More than two decades ago, with the aim of “foster[ing] democracy by ensuring public access to agency records and information,” Congress amended the Freedom of Information Act to require agencies to proactively post frequently requested records online. As the legislative history makes clear, the purpose of this mandate was to “prompt agencies to make information available affirmatively on their own initiative in order to meet anticipated public demand for it.”
Pursuant to this amendment, the U.S. Department of Agriculture’s (USDA) Animal and Plant Health Inspection Service began posting records online related to its enforcement of the Animal Welfare Act (AWA) — our nation’s most significant animal protection law. In doing so, the agency noted that it received more requests for these documents than for any other category of records and acknowledged that, given this frequency and “the continuing high interest from animal interest groups as well as the general public,” the law required such posting.
Despite this clear recognition of its legal duties, in a much-publicized move earlier this year, the agency abruptly took all of these records down from its website. Dubbed the #USDAblackout, the action was almost universally condemned, not just by animal advocates but also by more than 100 members of Congress and even those in the very industries regulated by the AWA and subject to the disclosures, including zoos, research institutions and the pet trade. The takedown of the website was Orwellian — the agency claimed it was done “[b]ased on [its] commitment to being transparent [and] remaining responsive to [its] stakeholders’ informational needs.” But what has ensued since is perhaps even more surreal.
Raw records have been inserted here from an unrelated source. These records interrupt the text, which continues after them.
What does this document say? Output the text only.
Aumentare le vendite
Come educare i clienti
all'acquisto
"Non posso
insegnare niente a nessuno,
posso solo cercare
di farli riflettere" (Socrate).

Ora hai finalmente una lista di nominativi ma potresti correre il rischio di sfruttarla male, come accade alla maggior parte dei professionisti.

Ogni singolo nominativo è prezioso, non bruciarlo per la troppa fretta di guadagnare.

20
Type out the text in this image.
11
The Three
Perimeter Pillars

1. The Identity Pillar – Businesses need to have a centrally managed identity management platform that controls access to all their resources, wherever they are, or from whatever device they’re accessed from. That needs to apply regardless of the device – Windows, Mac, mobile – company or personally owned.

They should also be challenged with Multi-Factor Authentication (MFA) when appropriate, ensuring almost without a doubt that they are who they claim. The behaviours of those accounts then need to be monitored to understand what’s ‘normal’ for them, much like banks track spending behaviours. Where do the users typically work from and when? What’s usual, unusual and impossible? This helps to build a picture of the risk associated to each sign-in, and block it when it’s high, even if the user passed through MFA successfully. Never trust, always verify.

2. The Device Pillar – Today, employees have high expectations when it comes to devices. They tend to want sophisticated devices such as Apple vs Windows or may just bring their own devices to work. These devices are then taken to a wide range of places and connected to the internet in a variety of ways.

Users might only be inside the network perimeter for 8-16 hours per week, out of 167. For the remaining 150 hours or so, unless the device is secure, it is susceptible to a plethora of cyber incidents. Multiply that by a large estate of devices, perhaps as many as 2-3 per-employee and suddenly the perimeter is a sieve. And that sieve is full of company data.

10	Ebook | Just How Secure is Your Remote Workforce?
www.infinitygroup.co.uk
Now, in an attempt to persuade a court to dismiss a lawsuit filed by myself and others challenging the blackout, the USDA has asserted that it was never under any legal duty to post the records — this despite the clear statutory mandate that agencies proactively post frequently requested records, the agency’s acknowledgement that the records at issue were the single most frequently requested, and even its prior recognition that it was legally required to post the records. It seems, to crib from Lewis Carroll, that the law “means just what [the USDA] chooses it to mean — neither more nor less.” And apparently that meaning can shift at whim.
On the heels of this move, the USDA demonstrated total contempt for yet another mandate of the Freedom of Information Act — the requirement that, even if parts of records are exempt from disclosure, “[a]ny reasonably segregable portion of a record shall be provided to any person requesting such record after deletion of the portions which are exempt under this subsection.” As the government has long recognized, the clear purpose of this requirement is to “prevent the withholding of entire records or files merely because portions of them are exempt, and to require the release of nonexempt portions.” Yet withhold entire documents is precisely what the USDA did: In response to a Freedom of Information Act request for records about the decision to take down the website, the USDA sent me 1,771 pages, every one of them completely blacked out. It blacked out the records about the blackout.
Is this the new normal? Total disregard of longstanding duties under the Freedom of Information Act? Government agencies thumbing their noses at the intense public interest in what they’re up to? It’s bad enough that the AWA has never been properly enforced despite keen and abiding public interest in animal welfare — when the AWA was initially passed in the 1960s, Congress received more public communications related to concerns about animal welfare than about civil rights and the Vietnam War combined. Eviscerating transparency — making government operations into a black hole — will not be tolerated. It’s a shame that in this new era advocates are having to redirect their time and resources to getting basic information that they are clearly entitled to under the law. But make no mistake about it — we will fight for what is rightfully ours. I’ve filed an appeal challenging the USDA’s wholesale redactions. The agency has until May 30 to respond.
The opening words of Harold L. Cross’s 1953 text "The People’s Right to Know," which became the foundation of the Freedom of Information Act, ring truer today than ever before: “Public business is the public’s business. The people have the right to know. Freedom of information is their just heritage. Without that the citizens of a democracy have but changed their kings.”